Even if several metrics are defined19 and, to the best of our knowledge, no consensus exists, we propose to at least evaluate the segmentation methods with the next three most common metrics: the DC, the TPR and the FNR. These metrics are described in the Methods section. Readers interested in image segmentation metrics can see more complex evaluations based on the recommendations of some studies19, 26.

Discussion

The complexity and heterogeneity of DL frameworks are responsible for multiple kinds of variability. Because of the reproducibility crisis21, 22, researchers have highlighted multiple factors that induce variability in the results obtained, as well as important guidelines that must be respected in order to minimize—or at least quantify—these effects: (i) for other researchers to be able to replicate the obtained results, it is necessary to precisely describe the DL framework in use as well as its optimization procedure; (ii) potential sources of variability must be acknowledged and, when possible, evaluated in order to determine their importance. Last, it is crucial to consider the specifics of the field being researched: already-existing data processing methodologies and evaluation procedures must be properly incorporated within the DL framework—see for instance19, 26 for medical image segmentation. In practice, however, assessing reproducibility and variability is a rather difficult task in the context of DL frameworks.

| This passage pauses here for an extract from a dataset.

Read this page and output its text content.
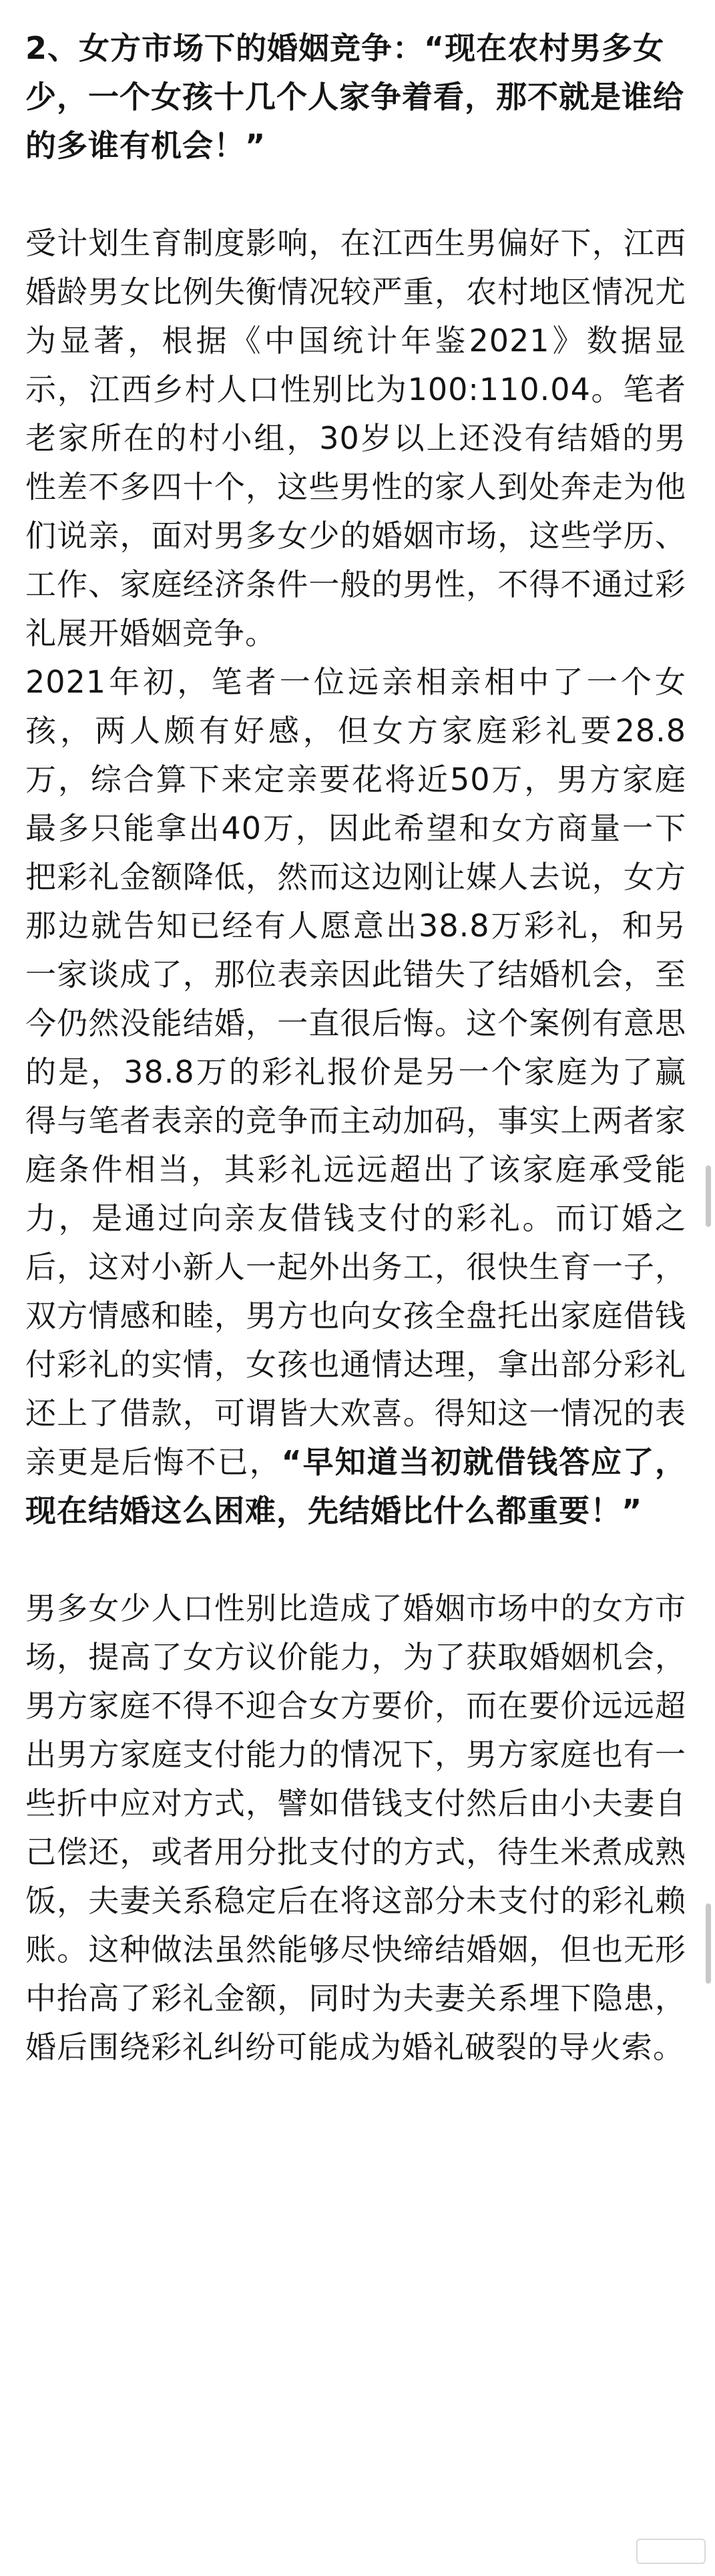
2、女方市场下的婚姻竞争：“现在农村男多女少，一个女孩十几个人家争着看，那不就是谁给的多谁有机会！”

受计划生育制度影响，在江西生男偏好下，江西婚龄男女比例失衡情况较严重，农村地区情况尤为显著，根据《中国统计年鉴2021》数据显示，江西乡村人口性别比为100:110.04。笔者老家所在的村小组，30岁以上还没有结婚的男性差不多四十个，这些男性的家人到处奔走为他们说亲，面对男多女少的婚姻市场，这些学历、工作、家庭经济条件一般的男性，不得不通过彩礼展开婚姻竞争。

2021年初，笔者一位远亲相亲相中了一个女孩，两人颇有好感，但女方家庭彩礼要28.8万，综合算下来定亲要花将近50万，男方家庭最多只能拿出40万，因此希望和女方商量一下把彩礼金额降低，然而这边刚让媒人去说，女方那边就告知已经有人愿意出38.8万彩礼，和另一家谈成了，那位表亲因此错失了结婚机会，至今仍然没能结婚，一直很后悔。这个案例有意思的是，38.8万的彩礼报价是另一个家庭为了赢得与笔者表亲的竞争而主动加码，事实上两者家庭条件相当，其彩礼远远超出了该家庭承受能力，是通过向亲友借钱支付的彩礼。而订婚之后，这对小新人一起外出务工，很快生育一子，双方情感和睦，男方也向女孩全盘托出家庭借钱付彩礼的实情，女孩也通情达理，拿出部分彩礼还上了借款，可谓皆大欢喜。得知这一情况的表亲更是后悔不已，“早知道当初就借钱答应了，现在结婚这么困难，先结婚比什么都重要！”

男多女少人口性别比造成了婚姻市场中的女方市场，提高了女方议价能力，为了获取婚姻机会，男方家庭不得不迎合女方要价，而在要价远远超出男方家庭支付能力的情况下，男方家庭也有一些折中应对方式，譬如借钱支付然后由小夫妻自己偿还，或者用分批支付的方式，待生米煮成熟饭，夫妻关系稳定后在将这部分未支付的彩礼赖账。这种做法虽然能够尽快缔结婚姻，但也无形中抬高了彩礼金额，同时为夫妻关系埋下隐患，婚后围绕彩礼纠纷可能成为婚礼破裂的导火索。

  • Key factors are generally interdependent For instance, the variability due to the optimization procedure not only depends on the choice of hyperparameters but also on the input data provided, i.e., the datasets. Facing such an issue, there is a need for new mathematical tools: (i) to de-correlate the overall variability and capture the individual effects associated with given parameter subsets; and (ii) to better compare the results obtained with different DL solutions.

  • Heterogeneous nature of the variability This effect often makes it difficult to relate different sources of variability. For instance, let us consider the variability in the input data distribution on the one hand, and the variability in the optimization stochastic process on the other hand: these cannot be addressed in the same way, which in turn leads to different mathematical tools being needed to evaluate this variability.

  • Hardware/software perturbations Typically, variability is estimated from a large number of repeated simulations, which requires powerful and/or distributed systems. These systems also induce variability, as they may differ slightly (in terms of architecture, data quantization, rounding strategies, implementation constraints, etc.).

Conversely, variability may also be seen as a blessing. For instance, merging different optimization solutions or different DL frameworks improves the segmentation47 and, more generally, the robustness.

Finally, there is no clear consensus on the meaning of reproducibility, robustness and generalizability77. The notion of reproducibility should be driven mainly by the kind of application.